Lamentavelmente esta não é uma experiência única e exclusiva de Gina. Toda mulher negra coleciona inúmeras interdições, imedimentos e silenciamentos diários e cotidianos. Mas como bem nos ensinou Maya Angelou, “ainda assim, nós nos levantamos!”. Na escola, no mundo do trabalho, na militância social e partidária, nos relacionamentos “afetivos”, na mídia e muitos mais.
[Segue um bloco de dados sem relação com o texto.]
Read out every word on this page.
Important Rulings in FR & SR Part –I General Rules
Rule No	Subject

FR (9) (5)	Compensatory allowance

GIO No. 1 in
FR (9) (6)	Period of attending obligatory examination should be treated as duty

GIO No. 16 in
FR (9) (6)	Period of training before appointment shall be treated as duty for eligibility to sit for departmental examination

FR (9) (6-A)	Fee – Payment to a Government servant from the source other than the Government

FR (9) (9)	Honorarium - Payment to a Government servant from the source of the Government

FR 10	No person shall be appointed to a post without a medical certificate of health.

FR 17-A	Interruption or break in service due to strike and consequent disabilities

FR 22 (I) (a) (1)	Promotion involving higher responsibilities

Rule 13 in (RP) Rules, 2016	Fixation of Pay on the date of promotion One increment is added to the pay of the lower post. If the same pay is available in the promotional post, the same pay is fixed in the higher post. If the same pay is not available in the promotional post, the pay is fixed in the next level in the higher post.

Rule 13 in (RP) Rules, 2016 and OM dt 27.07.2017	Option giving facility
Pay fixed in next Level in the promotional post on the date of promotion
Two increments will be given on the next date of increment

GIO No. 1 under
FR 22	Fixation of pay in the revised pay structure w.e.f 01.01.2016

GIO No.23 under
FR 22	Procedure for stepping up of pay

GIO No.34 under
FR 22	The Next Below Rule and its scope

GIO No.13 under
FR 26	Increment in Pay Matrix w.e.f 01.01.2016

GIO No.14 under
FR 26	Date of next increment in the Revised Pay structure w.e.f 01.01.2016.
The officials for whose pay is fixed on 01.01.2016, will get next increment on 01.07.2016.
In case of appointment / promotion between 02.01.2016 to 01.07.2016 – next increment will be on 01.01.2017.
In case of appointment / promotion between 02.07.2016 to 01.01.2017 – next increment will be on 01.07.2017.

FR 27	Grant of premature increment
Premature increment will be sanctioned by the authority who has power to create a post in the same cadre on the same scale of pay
Eles acontecem desde a nossa infância até os últimos dias de nossas vidas, por um sistema racista e patriarcal, numa sociedade de classes, que nos retêm nos estratos socioeconômicos mais baixos, que impõe inúmeras barreiras concretas e simbólicas à nossa ascensão, que nos estigmatiza cotidianamente, nos pretere em relações afetivas, desconsidera a nossa produção cultural, religiosa e intelectual e ao menor sinal de um avanço de uma mulher negra em direção a algum posto de comando ou decisão reúne o que há de pior dos seus substratos e nos ataca, nos achincalha, desrespeita, tenta intimidar e nos fazer recuar. Mas nós dizemos em alto e bom som: racistas, machistas não passarão!

Por isso quero saudar a iniciativa da APUB e da UFBA em prestar simbólica e muito emocionada homenagem à nossa Reitora ontem (8/8), pois é assim que a chamaremos pelos próximos quatro anos, Georgina Gonçalves. Naquela Reitoria repleta de defensoras e defensores da democracia, do Brasil, do nosso povo e das políticas afirmativas soubemos dar as mãos de verdade e concretizar a máxima de que diante das mãos certas: ninguém solta a mão de ninguém!